Protocol of the Session on May 8, 2014

[Vereinzelter Beifall bei der SPD]

Gestatten sie jetzt eine Zwischenfrage des Abgeordneten Zillich?

Ja, natürlich!

Bitte!

Verehrte Frau Spranger! Sie haben schon mitbekommen, dass es bei dem Antrag nicht um die Frage geht „Bist du für oder gegen Tempelhof“, sondern um die Frage, ob öffentliche Unternehmen für die Senatsposition werben dürfen mit den Geldern, die sie für ihre Unternehmenszwecke haben?

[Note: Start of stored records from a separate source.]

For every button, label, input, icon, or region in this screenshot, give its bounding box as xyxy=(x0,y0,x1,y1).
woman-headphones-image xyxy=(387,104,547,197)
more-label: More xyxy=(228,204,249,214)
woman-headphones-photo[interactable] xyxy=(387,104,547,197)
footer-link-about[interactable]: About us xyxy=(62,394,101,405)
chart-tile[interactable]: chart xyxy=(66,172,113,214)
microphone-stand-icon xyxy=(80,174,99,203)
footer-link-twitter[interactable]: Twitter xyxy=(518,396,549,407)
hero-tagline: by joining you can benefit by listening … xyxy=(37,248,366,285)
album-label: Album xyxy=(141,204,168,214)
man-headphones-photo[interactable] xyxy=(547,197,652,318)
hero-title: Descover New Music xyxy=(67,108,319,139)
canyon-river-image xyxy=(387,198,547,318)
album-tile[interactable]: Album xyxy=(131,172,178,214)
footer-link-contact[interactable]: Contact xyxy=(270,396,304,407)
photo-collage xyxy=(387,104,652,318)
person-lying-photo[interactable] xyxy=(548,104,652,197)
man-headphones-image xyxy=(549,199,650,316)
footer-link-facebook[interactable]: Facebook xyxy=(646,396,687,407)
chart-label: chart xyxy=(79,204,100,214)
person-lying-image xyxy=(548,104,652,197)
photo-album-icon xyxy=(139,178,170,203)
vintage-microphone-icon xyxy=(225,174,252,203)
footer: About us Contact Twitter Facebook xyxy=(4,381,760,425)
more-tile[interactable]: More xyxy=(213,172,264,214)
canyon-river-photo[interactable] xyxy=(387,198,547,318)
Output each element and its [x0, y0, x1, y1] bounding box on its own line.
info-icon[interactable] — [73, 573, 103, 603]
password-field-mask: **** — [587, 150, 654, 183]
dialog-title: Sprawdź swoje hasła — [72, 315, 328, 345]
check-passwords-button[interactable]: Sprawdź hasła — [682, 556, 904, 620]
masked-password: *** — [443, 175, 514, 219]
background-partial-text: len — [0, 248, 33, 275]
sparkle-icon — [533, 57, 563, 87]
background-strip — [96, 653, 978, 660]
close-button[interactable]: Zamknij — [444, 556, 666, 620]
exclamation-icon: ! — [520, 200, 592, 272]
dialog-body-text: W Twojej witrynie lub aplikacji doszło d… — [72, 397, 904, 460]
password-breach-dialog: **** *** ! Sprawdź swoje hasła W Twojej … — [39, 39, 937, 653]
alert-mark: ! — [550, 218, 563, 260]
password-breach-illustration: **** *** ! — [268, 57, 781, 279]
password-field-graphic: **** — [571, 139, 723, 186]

Ich habe Ihren populistischen Antrag sehr wohl gelesen. Und ich weiß natürlich, denn Sie haben hier dem Gesetz nicht zugestimmt, und da ist mir das völlig klar, dass Sie von Ihrer eigenen Ablehnung im Abgeordnetenhaus nur ablenken und das dann den Wohnungsbaugesellschaften in die Schuhe schieben wollen.

[Udo Wolf (LINKE): Ach so!]

Denn Sie als Opposition, meine Damen, meine Herren von den Linken, haben sich dann in keinem Parlament mehr, in keinem Antrag mehr hierher zu stellen und dem Senat und der Koalition vorzuwerfen, warum hier in Berlin eventuell Ihrer Meinung nach nicht dort oder dort eine Wohnung neu zu bauen ist, wenn Sie 4 700 neue Wohnungen bekämpfen und die Wohnungsbaugesellschaften dazu auffordern, sich nicht klar dazu zu bekennen, dass sie neuen, bezahlbaren Wohnraum hier in Berlin machen wollen, dann haben Sie das zu erklären. Und deshalb, wie vorhin schon gesagt: Sie machen sich selbst unglaubwürdig, und das von einer Partei, die zehn Jahre mit uns an der Regierung war. – Herzlichen Dank!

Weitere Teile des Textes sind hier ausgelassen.